Riggs went to prison for the first time in high school. He pled a carjacking charge down to a strong-arm robbery and received a Youthful Offender Act (YOA) sentence of 1-6 years. He only served ten months, but then violated probation multiple times on drug and gun charges.

Research has proven over and over again that most people eventually age out of crime. They get too old, too tired to keep up on the streets, and they find other ways to live. Rigg was almost an example of this. When his son was born, he kept running the streets full-time, undeterred, but when his daughters were born, everything changed. “The way these little girls gravitate toward me,” he says. “I knew from the start: these girls cannot be without me.”

He started pulling back from the streets, ever so slightly, managing to stay out of trouble for a long time. As he entered his late 30s, Rigg wanted to transition completely away from the streets, but he knew it would be difficult. The streets were where he’d always made his money; he didn’t know how else to support his family.

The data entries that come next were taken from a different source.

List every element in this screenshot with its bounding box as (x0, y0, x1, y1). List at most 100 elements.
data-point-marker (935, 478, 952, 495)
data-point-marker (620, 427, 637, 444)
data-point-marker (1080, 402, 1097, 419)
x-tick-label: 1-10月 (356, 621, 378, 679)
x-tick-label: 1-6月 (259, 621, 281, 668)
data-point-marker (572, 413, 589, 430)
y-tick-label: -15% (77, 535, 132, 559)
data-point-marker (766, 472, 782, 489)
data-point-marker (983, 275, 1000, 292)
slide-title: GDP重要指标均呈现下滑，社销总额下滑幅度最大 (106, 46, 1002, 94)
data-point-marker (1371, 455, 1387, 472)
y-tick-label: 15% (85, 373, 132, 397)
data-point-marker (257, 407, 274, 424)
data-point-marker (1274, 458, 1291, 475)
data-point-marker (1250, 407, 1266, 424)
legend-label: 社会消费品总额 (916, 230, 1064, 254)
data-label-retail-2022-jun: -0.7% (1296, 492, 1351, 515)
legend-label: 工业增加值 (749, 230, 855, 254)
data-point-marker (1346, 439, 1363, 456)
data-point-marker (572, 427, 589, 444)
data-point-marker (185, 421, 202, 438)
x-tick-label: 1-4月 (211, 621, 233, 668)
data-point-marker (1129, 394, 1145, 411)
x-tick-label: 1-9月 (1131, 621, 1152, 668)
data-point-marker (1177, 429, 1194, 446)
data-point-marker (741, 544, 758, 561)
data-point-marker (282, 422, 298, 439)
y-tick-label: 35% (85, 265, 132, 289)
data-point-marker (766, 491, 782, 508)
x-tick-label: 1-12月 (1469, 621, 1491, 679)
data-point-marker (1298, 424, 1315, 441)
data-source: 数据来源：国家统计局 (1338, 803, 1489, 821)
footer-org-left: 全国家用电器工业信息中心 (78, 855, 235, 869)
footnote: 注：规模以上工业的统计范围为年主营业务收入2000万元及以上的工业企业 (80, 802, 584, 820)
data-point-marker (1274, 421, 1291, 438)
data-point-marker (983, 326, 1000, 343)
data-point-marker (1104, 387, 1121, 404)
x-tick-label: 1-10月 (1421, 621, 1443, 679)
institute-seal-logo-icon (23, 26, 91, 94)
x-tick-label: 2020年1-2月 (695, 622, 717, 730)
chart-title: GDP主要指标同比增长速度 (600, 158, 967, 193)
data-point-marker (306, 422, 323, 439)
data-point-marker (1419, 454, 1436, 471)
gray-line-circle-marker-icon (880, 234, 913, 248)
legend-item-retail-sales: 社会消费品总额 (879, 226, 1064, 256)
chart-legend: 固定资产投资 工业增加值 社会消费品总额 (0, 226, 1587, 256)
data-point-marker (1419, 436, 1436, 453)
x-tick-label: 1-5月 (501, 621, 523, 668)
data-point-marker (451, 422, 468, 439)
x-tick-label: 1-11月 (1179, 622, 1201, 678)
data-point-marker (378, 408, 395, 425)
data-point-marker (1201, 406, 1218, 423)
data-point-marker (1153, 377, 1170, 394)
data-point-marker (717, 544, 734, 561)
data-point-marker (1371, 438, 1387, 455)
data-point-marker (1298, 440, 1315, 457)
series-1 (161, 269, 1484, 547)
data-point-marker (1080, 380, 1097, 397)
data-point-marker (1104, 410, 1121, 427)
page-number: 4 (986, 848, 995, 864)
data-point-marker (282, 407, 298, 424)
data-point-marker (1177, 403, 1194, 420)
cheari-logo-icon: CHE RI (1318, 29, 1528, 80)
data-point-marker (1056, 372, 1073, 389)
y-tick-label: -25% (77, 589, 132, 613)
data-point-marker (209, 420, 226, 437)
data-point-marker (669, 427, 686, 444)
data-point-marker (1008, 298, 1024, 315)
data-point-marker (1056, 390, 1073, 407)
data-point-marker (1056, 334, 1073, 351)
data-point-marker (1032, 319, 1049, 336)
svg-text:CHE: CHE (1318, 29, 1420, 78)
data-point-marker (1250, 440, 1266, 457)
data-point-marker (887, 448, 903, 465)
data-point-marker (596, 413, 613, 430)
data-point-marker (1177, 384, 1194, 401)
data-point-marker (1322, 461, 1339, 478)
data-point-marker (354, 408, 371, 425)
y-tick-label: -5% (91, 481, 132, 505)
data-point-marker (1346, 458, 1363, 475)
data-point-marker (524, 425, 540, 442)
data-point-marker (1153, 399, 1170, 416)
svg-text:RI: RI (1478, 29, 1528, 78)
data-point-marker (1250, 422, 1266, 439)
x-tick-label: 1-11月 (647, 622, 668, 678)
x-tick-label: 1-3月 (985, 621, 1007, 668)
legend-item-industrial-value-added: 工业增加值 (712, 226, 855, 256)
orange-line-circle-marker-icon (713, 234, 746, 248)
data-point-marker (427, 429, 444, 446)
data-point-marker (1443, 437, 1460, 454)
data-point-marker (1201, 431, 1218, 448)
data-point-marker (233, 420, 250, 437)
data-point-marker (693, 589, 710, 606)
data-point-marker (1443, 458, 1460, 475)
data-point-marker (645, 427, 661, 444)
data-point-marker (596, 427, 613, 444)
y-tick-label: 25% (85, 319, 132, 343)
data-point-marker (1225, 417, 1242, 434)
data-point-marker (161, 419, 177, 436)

He enrolled in a free masonry class, but then disaster struck. He was caught with guns in a neighborhood rife with unsolved violent crimes and murders. The local police turned him over to the feds. A 40-month sentence sent him to Coleman Federal Penitentiary in Florida, which has housed some notorious prisoners including Al-Qaeda supporters and Whitey Bulger.

It was a wakeup call. “That’s where I learned to respect life,” he says. “The first day I was on the yard, I assumed everyone was in for a similar time and similar charges as me.” A man approached him and asked Rigg how long he was in for. “I said I got forty, and he replied back to me I got forty years too! It really opened my eyes. Some of those dudes had nothing to lose, and I’m in there just trying to make it home.”

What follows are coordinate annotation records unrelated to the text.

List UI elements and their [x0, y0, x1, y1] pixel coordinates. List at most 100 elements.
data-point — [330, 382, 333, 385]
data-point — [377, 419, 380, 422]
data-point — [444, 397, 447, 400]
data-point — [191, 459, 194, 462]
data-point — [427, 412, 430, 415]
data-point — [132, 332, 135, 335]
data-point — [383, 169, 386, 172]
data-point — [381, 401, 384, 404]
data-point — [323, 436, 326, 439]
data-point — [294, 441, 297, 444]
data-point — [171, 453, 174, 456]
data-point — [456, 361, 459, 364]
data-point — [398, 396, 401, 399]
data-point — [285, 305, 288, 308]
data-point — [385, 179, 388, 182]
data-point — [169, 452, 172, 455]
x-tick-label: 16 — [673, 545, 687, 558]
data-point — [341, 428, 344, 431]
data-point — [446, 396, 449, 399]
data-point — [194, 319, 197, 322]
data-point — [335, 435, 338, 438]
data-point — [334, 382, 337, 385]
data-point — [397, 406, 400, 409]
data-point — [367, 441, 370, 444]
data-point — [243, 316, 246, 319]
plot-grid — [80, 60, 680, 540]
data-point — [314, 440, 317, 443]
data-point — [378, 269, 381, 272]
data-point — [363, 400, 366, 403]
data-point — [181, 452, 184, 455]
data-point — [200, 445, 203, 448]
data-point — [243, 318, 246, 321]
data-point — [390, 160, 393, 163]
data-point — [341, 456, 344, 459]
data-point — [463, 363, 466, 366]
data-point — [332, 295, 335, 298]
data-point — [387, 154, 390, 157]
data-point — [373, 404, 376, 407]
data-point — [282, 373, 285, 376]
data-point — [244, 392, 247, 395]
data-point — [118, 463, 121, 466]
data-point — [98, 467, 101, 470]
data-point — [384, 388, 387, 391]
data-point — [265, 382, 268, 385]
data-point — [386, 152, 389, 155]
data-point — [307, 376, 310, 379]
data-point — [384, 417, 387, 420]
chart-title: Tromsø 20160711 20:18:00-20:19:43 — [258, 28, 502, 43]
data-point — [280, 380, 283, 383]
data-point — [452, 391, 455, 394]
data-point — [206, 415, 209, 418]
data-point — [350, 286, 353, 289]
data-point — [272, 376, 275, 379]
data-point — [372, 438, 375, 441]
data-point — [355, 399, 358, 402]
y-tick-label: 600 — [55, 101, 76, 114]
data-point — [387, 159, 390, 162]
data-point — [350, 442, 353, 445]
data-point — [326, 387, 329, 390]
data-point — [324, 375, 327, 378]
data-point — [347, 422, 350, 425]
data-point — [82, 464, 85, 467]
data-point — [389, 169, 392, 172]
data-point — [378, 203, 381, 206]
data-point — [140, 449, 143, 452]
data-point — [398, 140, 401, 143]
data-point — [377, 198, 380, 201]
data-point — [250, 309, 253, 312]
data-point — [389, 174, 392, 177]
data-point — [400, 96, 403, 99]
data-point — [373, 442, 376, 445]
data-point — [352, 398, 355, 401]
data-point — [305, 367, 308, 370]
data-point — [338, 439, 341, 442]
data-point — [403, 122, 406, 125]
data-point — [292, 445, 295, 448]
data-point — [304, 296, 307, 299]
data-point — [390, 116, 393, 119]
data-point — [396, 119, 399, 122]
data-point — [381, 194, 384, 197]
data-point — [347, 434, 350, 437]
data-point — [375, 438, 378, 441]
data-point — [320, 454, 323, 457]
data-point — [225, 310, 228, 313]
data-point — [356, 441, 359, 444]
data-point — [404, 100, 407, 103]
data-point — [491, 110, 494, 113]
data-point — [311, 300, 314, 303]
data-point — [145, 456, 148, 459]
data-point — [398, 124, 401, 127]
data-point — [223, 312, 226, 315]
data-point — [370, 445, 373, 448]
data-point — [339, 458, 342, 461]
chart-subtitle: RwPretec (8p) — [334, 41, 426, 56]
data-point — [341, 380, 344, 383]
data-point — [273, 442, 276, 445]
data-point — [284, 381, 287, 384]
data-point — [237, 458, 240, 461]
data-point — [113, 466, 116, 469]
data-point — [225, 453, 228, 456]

Which he did, after serving 29 of his 40 months. Several chance encounters landed Rigg at Turning Leaf, where he is continuing his transition away from the streets. “The only way to change what’s going on around me is to change myself,” he says. And while he thinks he’d have been successful in leaving the streets behind if he’d finished his masonry class several years ago, he’s grateful for what he’s found here.

It wasn’t love at first sight, though. Let’s be clear on that. “I was kind of resistant at first,” he says. “The program was taking up my whole day. By the time I’d get off everything was closed and my kids were tired.”

Rigg had a turning point when the Classroom Facilitator, Winard, opened up to him about his own life and experiences. Rigg says, “When he let me know who he was and what he went through, I realized everybody in the classroom is the same as me, even the teacher. You can’t tell what his life was by looking at him. He keeps a smile on his face and he’s clean cut and all that. But he really understands where I’m coming from.”

Rigg also found support from the Case Manager, Justin. He’s found all the people at Turning Leaf, in fact, to be genuine. Kind. Supportive. He knows a program like this is only as good as the people running it, and he believes Turning Leaf is great.

He uses Skill #5, Deciding to be Responsible, daily. “It always comes down to that one decision,” he says. “Deciding to do the right thing might be a little harder, but in the end it’s going to pay off.” He discusses the day’s lessons with friends at night, and reflects on his journey when working on his homework. It’s almost like his life has come full circle, and he’s finally learning the lessons about hard work, and dedication that his mama tried to teach him all those years ago.

* * * *

Rigg is leaving us very soon to go to his permanent job, but we know he’s going to succeed, using all the skills from the classroom and all the wisdom he’s earned through a life full of twists and turns. Best of luck to you, Riggs! You’ve got this!